D.: Quando la Regency lo ha reso disponibile anche negli States voi vi siete esibiti, con Hoyt Axton, in uno spettacolo di beneficenza, al Santa Monica Civic Auditorium, a favore degli indiani Cumash in lotta contro l'apertura di una miniera di uranio nello loro riserva.

S.: Un'idea di Stuart Dickman, un amico molto vicino ai problemi delle minoranze etniche. che abbiamo condiviso.

 

D.: Senti Skip, e se Jackson Browne o quelli di MUSE vi avessero chiesto di esibirvi per la loro causa quale risposta avreste dato?

S.: Saremmo andati di corsa naturalmente.

 

D.: Per una convinta adesione a favore della energia solare o per la pubblicità che avrebbe potuto derivarne?

S.: Per entrambe le ragioni credo.

 

D.: Perché Greg Harris se ne andato? Mi è dispiaciuto moltissimo.

S.: È difficile rispondere, ad un certo punto la sua decisione è apparsa chiaramente prossima, inevitabile.

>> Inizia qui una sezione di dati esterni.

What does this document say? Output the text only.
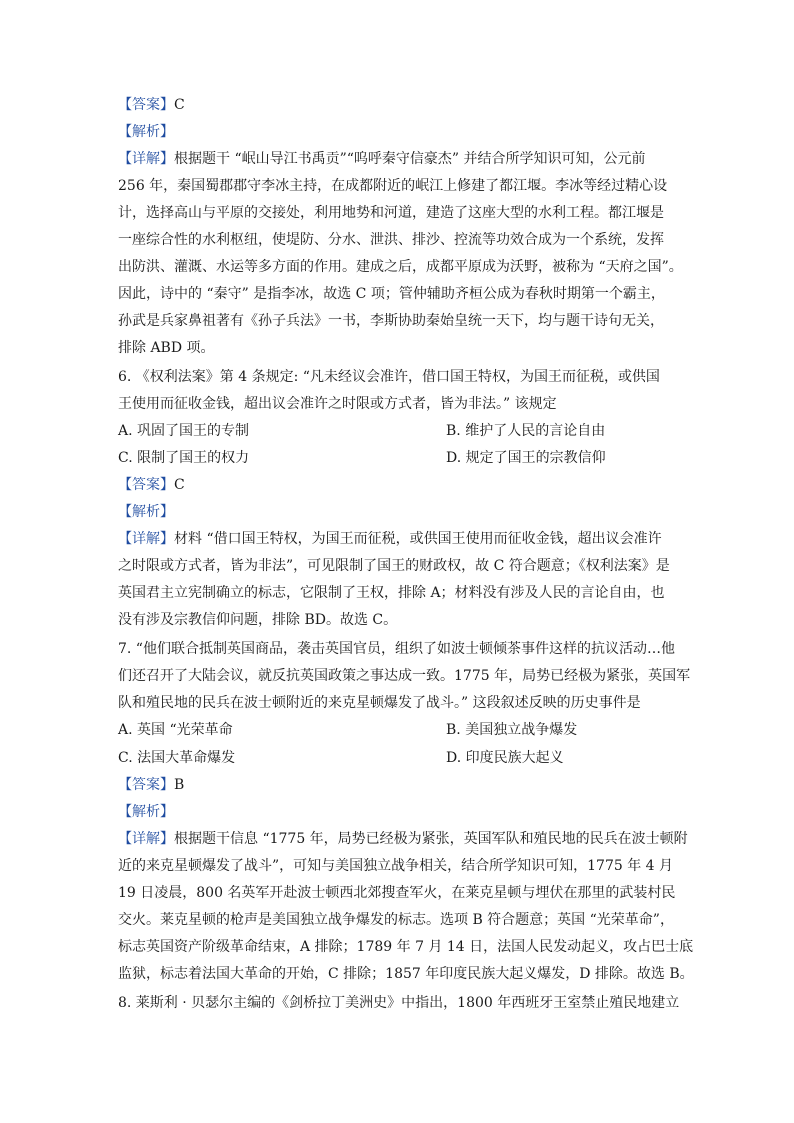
【答案】C
【解析】
【详解】根据题干 “岷山导江书禹贡”“呜呼秦守信豪杰” 并结合所学知识可知，公元前
256 年，秦国蜀郡郡守李冰主持，在成都附近的岷江上修建了都江堰。李冰等经过精心设
计，选择高山与平原的交接处，利用地势和河道，建造了这座大型的水利工程。都江堰是
一座综合性的水利枢纽，使堤防、分水、泄洪、排沙、控流等功效合成为一个系统，发挥
出防洪、灌溉、水运等多方面的作用。建成之后，成都平原成为沃野，被称为 “天府之国”。
因此，诗中的 “秦守” 是指李冰，故选 C 项；管仲辅助齐桓公成为春秋时期第一个霸主，
孙武是兵家鼻祖著有《孙子兵法》一书，李斯协助秦始皇统一天下，均与题干诗句无关，
排除 ABD 项。
6. 《权利法案》第 4 条规定: “凡未经议会准许，借口国王特权，为国王而征税，或供国
王使用而征收金钱，超出议会准许之时限或方式者，皆为非法。” 该规定
A. 巩固了国王的专制	B. 维护了人民的言论自由
C. 限制了国王的权力	D. 规定了国王的宗教信仰
【答案】C
【解析】
【详解】材料 “借口国王特权，为国王而征税，或供国王使用而征收金钱，超出议会准许
之时限或方式者，皆为非法”，可见限制了国王的财政权，故 C 符合题意；《权利法案》是
英国君主立宪制确立的标志，它限制了王权，排除 A；材料没有涉及人民的言论自由，也
没有涉及宗教信仰问题，排除 BD。故选 C。
7. “他们联合抵制英国商品，袭击英国官员，组织了如波士顿倾茶事件这样的抗议活动…他
们还召开了大陆会议，就反抗英国政策之事达成一致。1775 年，局势已经极为紧张，英国军
队和殖民地的民兵在波士顿附近的来克星顿爆发了战斗。” 这段叙述反映的历史事件是
A. 英国 “光荣革命	B. 美国独立战争爆发
C. 法国大革命爆发	D. 印度民族大起义
【答案】B
【解析】
【详解】根据题干信息 “1775 年，局势已经极为紧张，英国军队和殖民地的民兵在波士顿附
近的来克星顿爆发了战斗”，可知与美国独立战争相关，结合所学知识可知，1775 年 4 月
19 日凌晨，800 名英军开赴波士顿西北郊搜查军火，在莱克星顿与埋伏在那里的武装村民
交火。莱克星顿的枪声是美国独立战争爆发的标志。选项 B 符合题意；英国 “光荣革命”，
标志英国资产阶级革命结束，A 排除；1789 年 7 月 14 日，法国人民发动起义，攻占巴士底
监狱，标志着法国大革命的开始，C 排除；1857 年印度民族大起义爆发，D 排除。故选 B。
8. 莱斯利 · 贝瑟尔主编的《剑桥拉丁美洲史》中指出，1800 年西班牙王室禁止殖民地建立
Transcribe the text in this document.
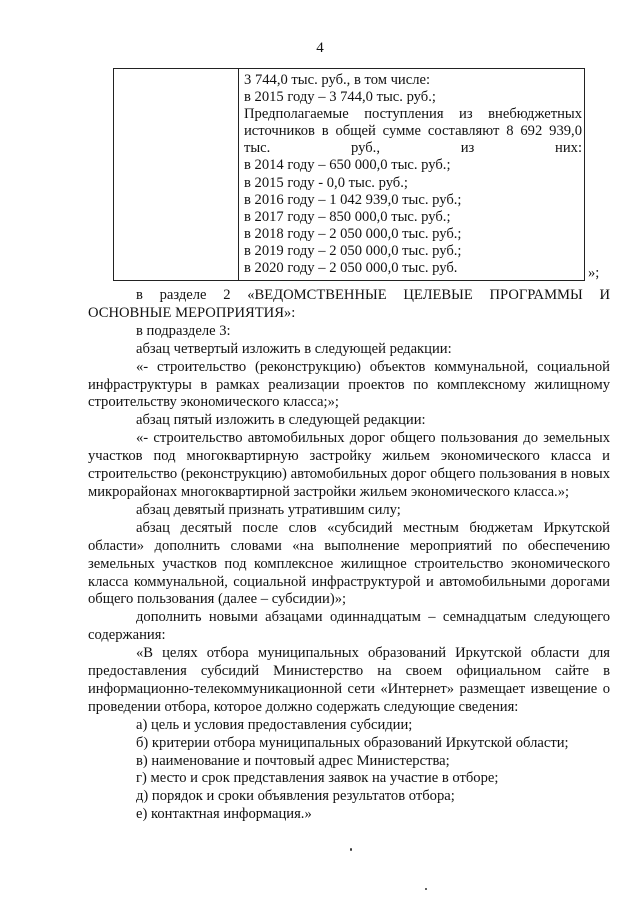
4
3 744,0 тыс. руб., в том числе:
в 2015 году – 3 744,0 тыс. руб.;
Предполагаемые поступления из внебюджетных источников в общей сумме составляют 8 692 939,0 тыс. руб., из них:
в 2014 году – 650 000,0 тыс. руб.;
в 2015 году - 0,0 тыс. руб.;
в 2016 году – 1 042 939,0 тыс. руб.;
в 2017 году – 850 000,0 тыс. руб.;
в 2018 году – 2 050 000,0 тыс. руб.;
в 2019 году – 2 050 000,0 тыс. руб.;
в 2020 году – 2 050 000,0 тыс. руб.	»;

в разделе 2 «ВЕДОМСТВЕННЫЕ ЦЕЛЕВЫЕ ПРОГРАММЫ И ОСНОВНЫЕ МЕРОПРИЯТИЯ»:

в подразделе 3:

абзац четвертый изложить в следующей редакции:

«- строительство (реконструкцию) объектов коммунальной, социальной инфраструктуры в рамках реализации проектов по комплексному жилищному строительству экономического класса;»;

абзац пятый изложить в следующей редакции:

«- строительство автомобильных дорог общего пользования до земельных участков под многоквартирную застройку жильем экономического класса и строительство (реконструкцию) автомобильных дорог общего пользования в новых микрорайонах многоквартирной застройки жильем экономического класса.»;

абзац девятый признать утратившим силу;

абзац десятый после слов «субсидий местным бюджетам Иркутской области» дополнить словами «на выполнение мероприятий по обеспечению земельных участков под комплексное жилищное строительство экономического класса коммунальной, социальной инфраструктурой и автомобильными дорогами общего пользования (далее – субсидии)»;

дополнить новыми абзацами одиннадцатым – семнадцатым следующего содержания:

«В целях отбора муниципальных образований Иркутской области для предоставления субсидий Министерство на своем официальном сайте в информационно-телекоммуникационной сети «Интернет» размещает извещение о проведении отбора, которое должно содержать следующие сведения:

а) цель и условия предоставления субсидии;

б) критерии отбора муниципальных образований Иркутской области;

в) наименование и почтовый адрес Министерства;

г) место и срок представления заявок на участие в отборе;

д) порядок и сроки объявления результатов отбора;

е) контактная информация.»
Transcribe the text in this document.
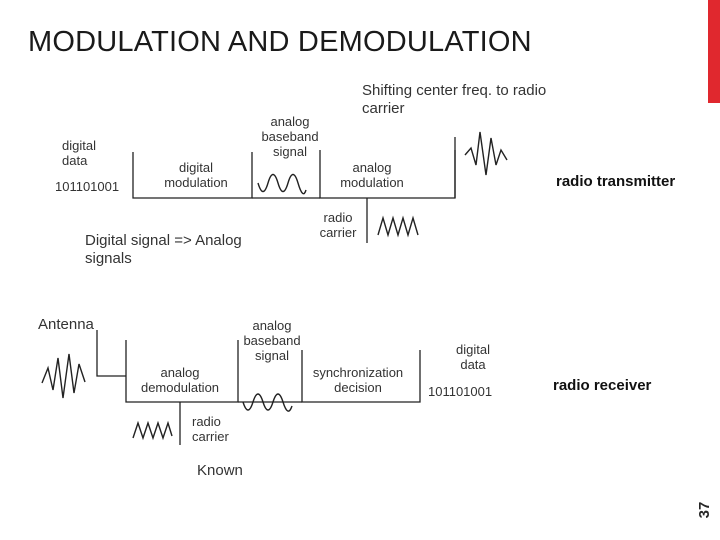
MODULATION AND DEMODULATION
digital
data
101101001
digital
modulation
analog
baseband
signal
Shifting center freq. to radio
carrier
analog
modulation
radio
carrier
radio transmitter
Digital signal => Analog
signals
Antenna
analog
demodulation
analog
baseband
signal
synchronization
decision
digital
data
101101001
radio
carrier
Known
radio receiver
37
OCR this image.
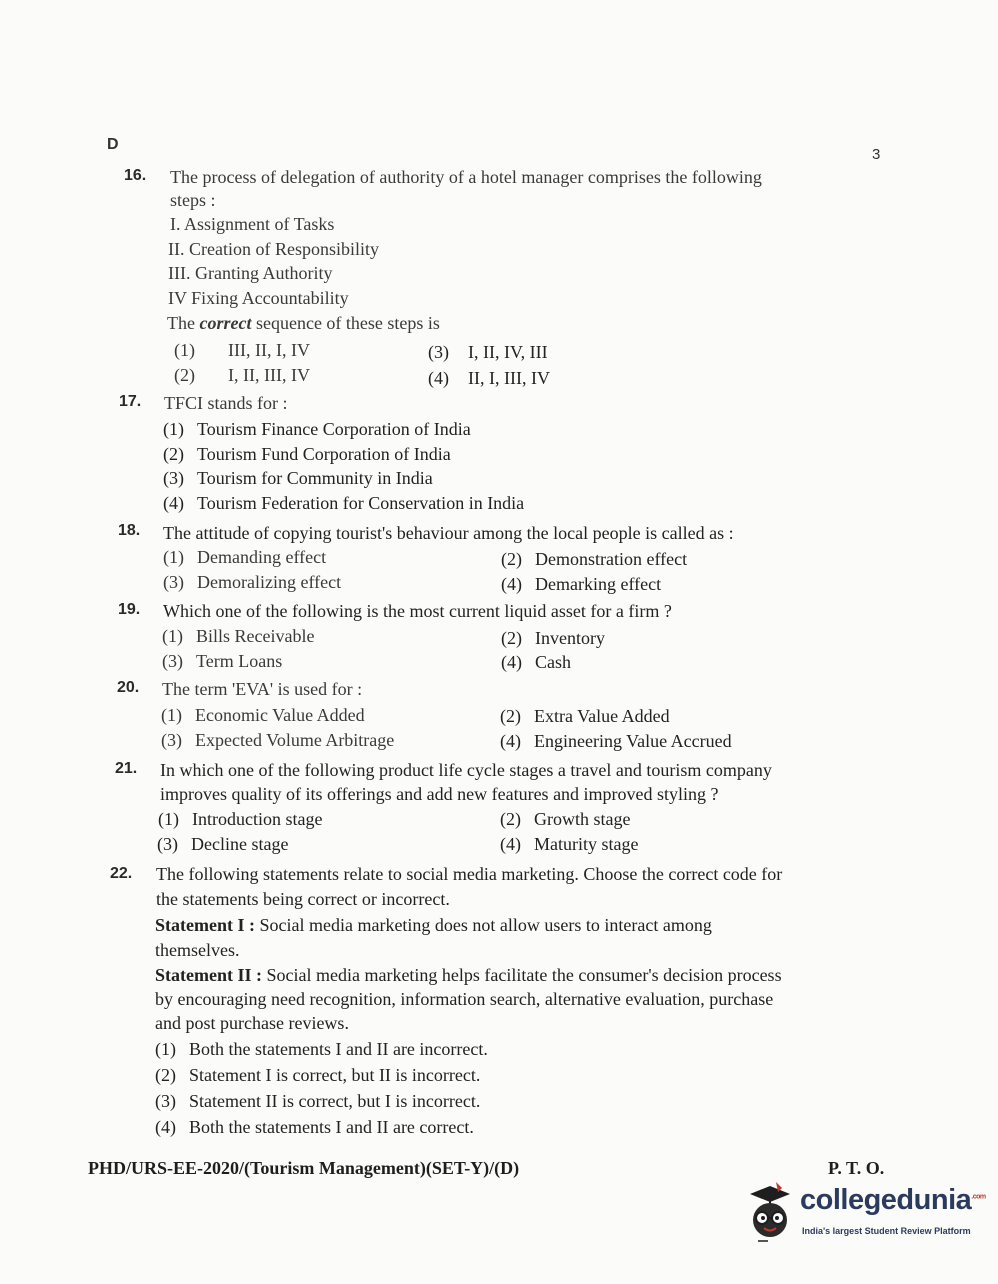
D
3
16. The process of delegation of authority of a hotel manager comprises the following
steps :
I. Assignment of Tasks
II. Creation of Responsibility
III. Granting Authority
IV Fixing Accountability
The correct sequence of these steps is
(1) III, II, I, IV
(2) I, II, III, IV
(3) I, II, IV, III
(4) II, I, III, IV
17. TFCI stands for :
(1) Tourism Finance Corporation of India
(2) Tourism Fund Corporation of India
(3) Tourism for Community in India
(4) Tourism Federation for Conservation in India
18. The attitude of copying tourist's behaviour among the local people is called as :
(1) Demanding effect	(2) Demonstration effect
(3) Demoralizing effect	(4) Demarking effect
19. Which one of the following is the most current liquid asset for a firm ?
(1) Bills Receivable	(2) Inventory
(3) Term Loans	(4) Cash
20. The term 'EVA' is used for :
(1) Economic Value Added	(2) Extra Value Added
(3) Expected Volume Arbitrage	(4) Engineering Value Accrued
21. In which one of the following product life cycle stages a travel and tourism company
improves quality of its offerings and add new features and improved styling ?
(1) Introduction stage	(2) Growth stage
(3) Decline stage	(4) Maturity stage
22. The following statements relate to social media marketing. Choose the correct code for
the statements being correct or incorrect.
Statement I : Social media marketing does not allow users to interact among
themselves.
Statement II : Social media marketing helps facilitate the consumer's decision process
by encouraging need recognition, information search, alternative evaluation, purchase
and post purchase reviews.
(1) Both the statements I and II are incorrect.
(2) Statement I is correct, but II is incorrect.
(3) Statement II is correct, but I is incorrect.
(4) Both the statements I and II are correct.
PHD/URS-EE-2020/(Tourism Management)(SET-Y)/(D)	P. T. O.
collegedunia$^{.com}$
India's largest Student Review Platform
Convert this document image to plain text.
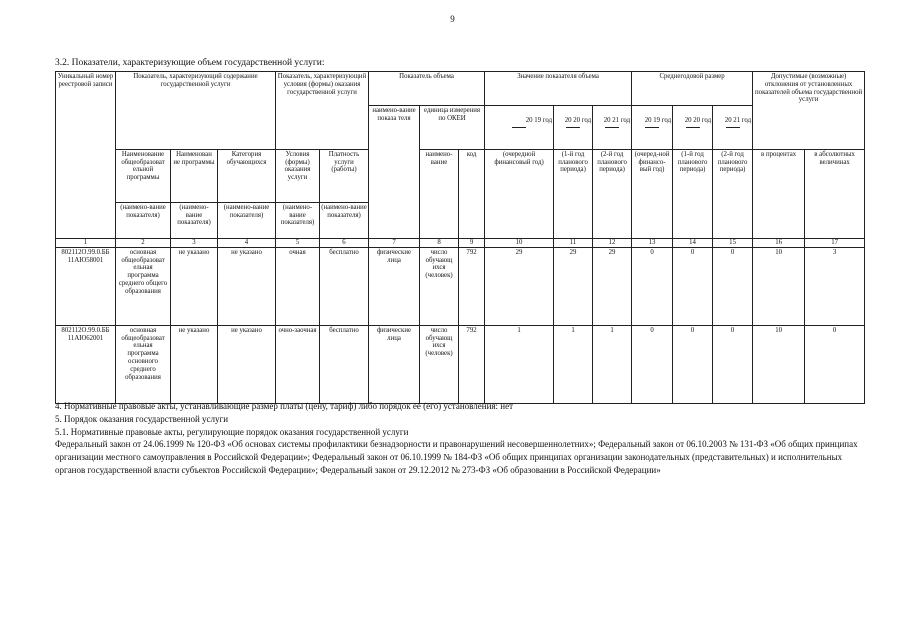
9
3.2. Показатели, характеризующие объем государственной услуги:
Уникальный номер реестровой записи	Показатель, характеризующий содержание государственной услуги			Показатель, характеризующий условия (формы) оказания государственной услуги		Показатель объема			Значение показателя объема			Среднегодовой размер			Допустимые (возможные) отклонения от установленных показателей объема государственной услуги	
						наимено-вание показа теля	единица измерения по ОКЕИ		20 19 год	20 20 год	20 21 год	20 19 год	20 20 год	20 21 год		

	Наименование общеобразоват ельной программы	Наименован ие программы	Категория обучающихся	Условия (формы) оказания услуги	Платность услуги (работы)		наимено-вание	код	(очередной финансовый год)	(1-й год планового периода)	(2-й год планового периода)	(очеред-ной финансо-вый год)	(1-й год планового периода)	(2-й год планового периода)	в процентах	в абсолютных величинах

	(наимено-вание показателя)	(наимено-вание показателя)	(наимено-вание показателя)	(наимено-вание показателя)	(наимено-вание показателя)											
1	2	3	4	5	6	7	8	9	10	11	12	13	14	15	16	17
802112О.99.0.ББ 11АЮ58001	основная общеобразоват ельная программа среднего общего образования	не указано	не указано	очная	бесплатно	физические лица	число обучающ ихся (человек)	792	29	29	29	0	0	0	10	3
802112О.99.0.ББ 11АЮ62001	основная общеобразоват ельная программа основного среднего образования	не указано	не указано	очно-заочная	бесплатно	физические лица	число обучающ ихся (человек)	792	1	1	1	0	0	0	10	0

4. Нормативные правовые акты, устанавливающие размер платы (цену, тариф) либо порядок ее (его) установления: нет

5. Порядок оказания государственной услуги

5.1. Нормативные правовые акты, регулирующие порядок оказания государственной услуги

Федеральный закон от 24.06.1999 № 120-ФЗ «Об основах системы профилактики безнадзорности и правонарушений несовершеннолетних»; Федеральный закон от 06.10.2003 № 131-ФЗ «Об общих принципах организации местного самоуправления в Российской Федерации»; Федеральный закон от 06.10.1999 № 184-ФЗ «Об общих принципах организации законодательных (представительных) и исполнительных органов государственной власти субъектов Российской Федерации»; Федеральный закон от 29.12.2012 № 273-ФЗ «Об образовании в Российской Федерации»
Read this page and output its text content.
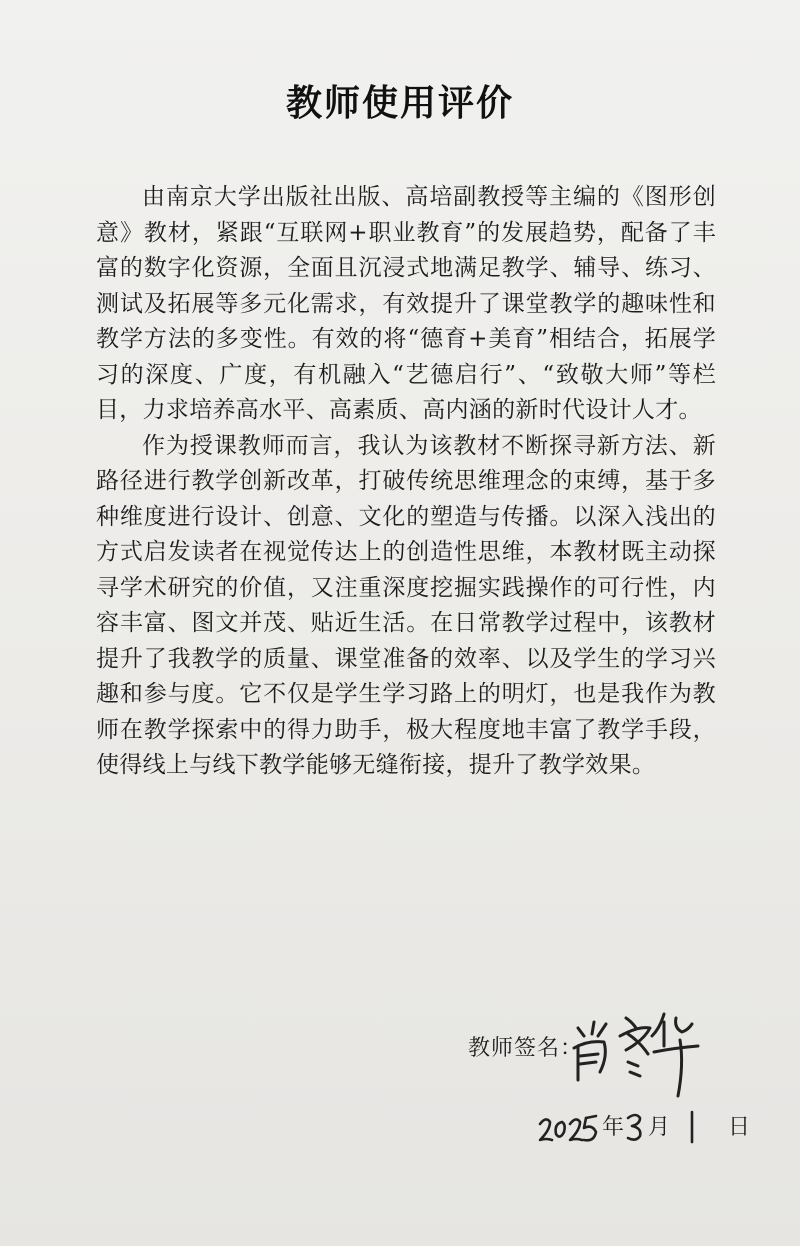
教师使用评价

由南京大学出版社出版、高培副教授等主编的《图形创意》教材，紧跟“互联网+职业教育”的发展趋势，配备了丰富的数字化资源，全面且沉浸式地满足教学、辅导、练习、测试及拓展等多元化需求，有效提升了课堂教学的趣味性和教学方法的多变性。有效的将“德育+美育”相结合，拓展学习的深度、广度，有机融入“艺德启行”、“致敬大师”等栏目，力求培养高水平、高素质、高内涵的新时代设计人才。

作为授课教师而言，我认为该教材不断探寻新方法、新路径进行教学创新改革，打破传统思维理念的束缚，基于多种维度进行设计、创意、文化的塑造与传播。以深入浅出的方式启发读者在视觉传达上的创造性思维，本教材既主动探寻学术研究的价值，又注重深度挖掘实践操作的可行性，内容丰富、图文并茂、贴近生活。在日常教学过程中，该教材提升了我教学的质量、课堂准备的效率、以及学生的学习兴趣和参与度。它不仅是学生学习路上的明灯，也是我作为教师在教学探索中的得力助手，极大程度地丰富了教学手段，使得线上与线下教学能够无缝衔接，提升了教学效果。

教师签名：
年 月	日
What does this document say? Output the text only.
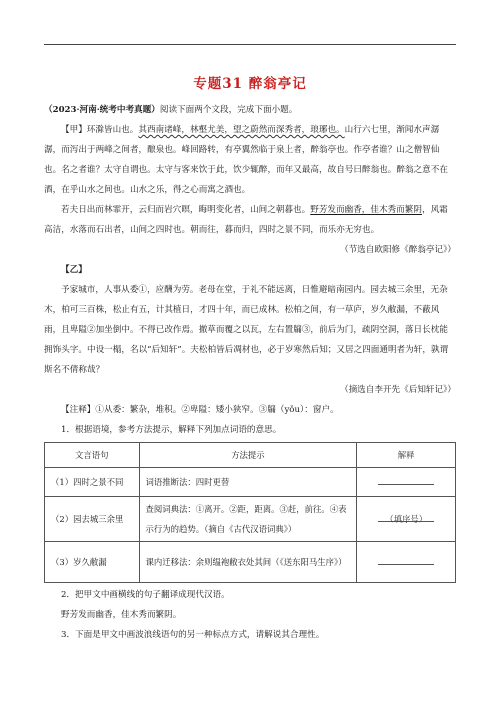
专题31 醉翁亭记

（2023·河南·统考中考真题）阅读下面两个文段，完成下面小题。

【甲】环滁皆山也。其西南诸峰，林壑尤美，望之蔚然而深秀者，琅琊也。山行六七里，渐闻水声潺潺，而泻出于两峰之间者，酿泉也。峰回路转，有亭翼然临于泉上者，醉翁亭也。作亭者谁？山之僧智仙也。名之者谁？太守自谓也。太守与客来饮于此，饮少辄醉，而年又最高，故自号曰醉翁也。醉翁之意不在酒，在乎山水之间也。山水之乐，得之心而寓之酒也。

若夫日出而林霏开，云归而岩穴暝，晦明变化者，山间之朝暮也。野芳发而幽香，佳木秀而繁阴，风霜高洁，水落而石出者，山间之四时也。朝而往，暮而归，四时之景不同，而乐亦无穷也。

（节选自欧阳修《醉翁亭记》）

【乙】

予家城市，人事从委①，应酬为劳。老母在堂，于礼不能远离，日惟避暗南园内。园去城三余里，无杂木，柏可三百株，松止有五，计其植日，才四十年，而已成林。松柏之间，有一草庐，岁久敝漏，不蔽风雨，且卑隘②加坐倒中。不得已改作焉。撤草而覆之以瓦，左右置牖③，前后为门，疏阴空洞，落日长枕能拥饰头字。中设一榻，名以“后知轩”。夫松柏皆后凋材也，必于岁寒然后知；又居之四面通明者为轩，孰谓斯名不倩称哉？

（摘选自李开先《后知轩记》）

【注释】①从委：繁杂，堆积。②卑隘：矮小狭窄。③牖（yǒu）：窗户。

1．根据语境，参考方法提示，解释下列加点词语的意思。

文言语句	方法提示	解释
（1）四时之景不同	词语推断法：四时更替	
（2）园去城三余里	查阅词典法：①离开。②距，距离。③赶，前往。④表示行为的趋势。（摘自《古代汉语词典》）	（填序号）
（3）岁久敝漏	课内迁移法：余则缊袍敝衣处其间（《送东阳马生序》）	

2．把甲文中画横线的句子翻译成现代汉语。

野芳发而幽香，佳木秀而繁阴。

3．下面是甲文中画波浪线语句的另一种标点方式，请解说其合理性。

Sono d'accordo con te comunque nel considerare Greg un musicista di talento e di sicuro avvenire.

 

D.: È vero che scrivi canzoni anche con Robert Hunter, il lyricist dei Grateful Dead?

S.: Sì e quasi certamente ne inciderò una nell'album che registrerò per quella piccola casa italiana.

 

D.: Ancora una domanda, quali sono i tuoi rapporti con Roger oggi e che ne pensi del suo ultimo album City?

S.: City non è un granché innovativo, Roger può fare di più e meglio. L'ho sentito prima di partire e mi è sembrato un po' stanco della sua avventura con Chris. Mi ha detto che il suo nuovo LP è terminato e che dopo la sua pubblicazione andrà in tournée negli States. A quel punto il suo futuro dipenderà dalla fortuna del disco. Se non avrà successo mi ha confidato che vorrebbe tornare a fare il folksinger.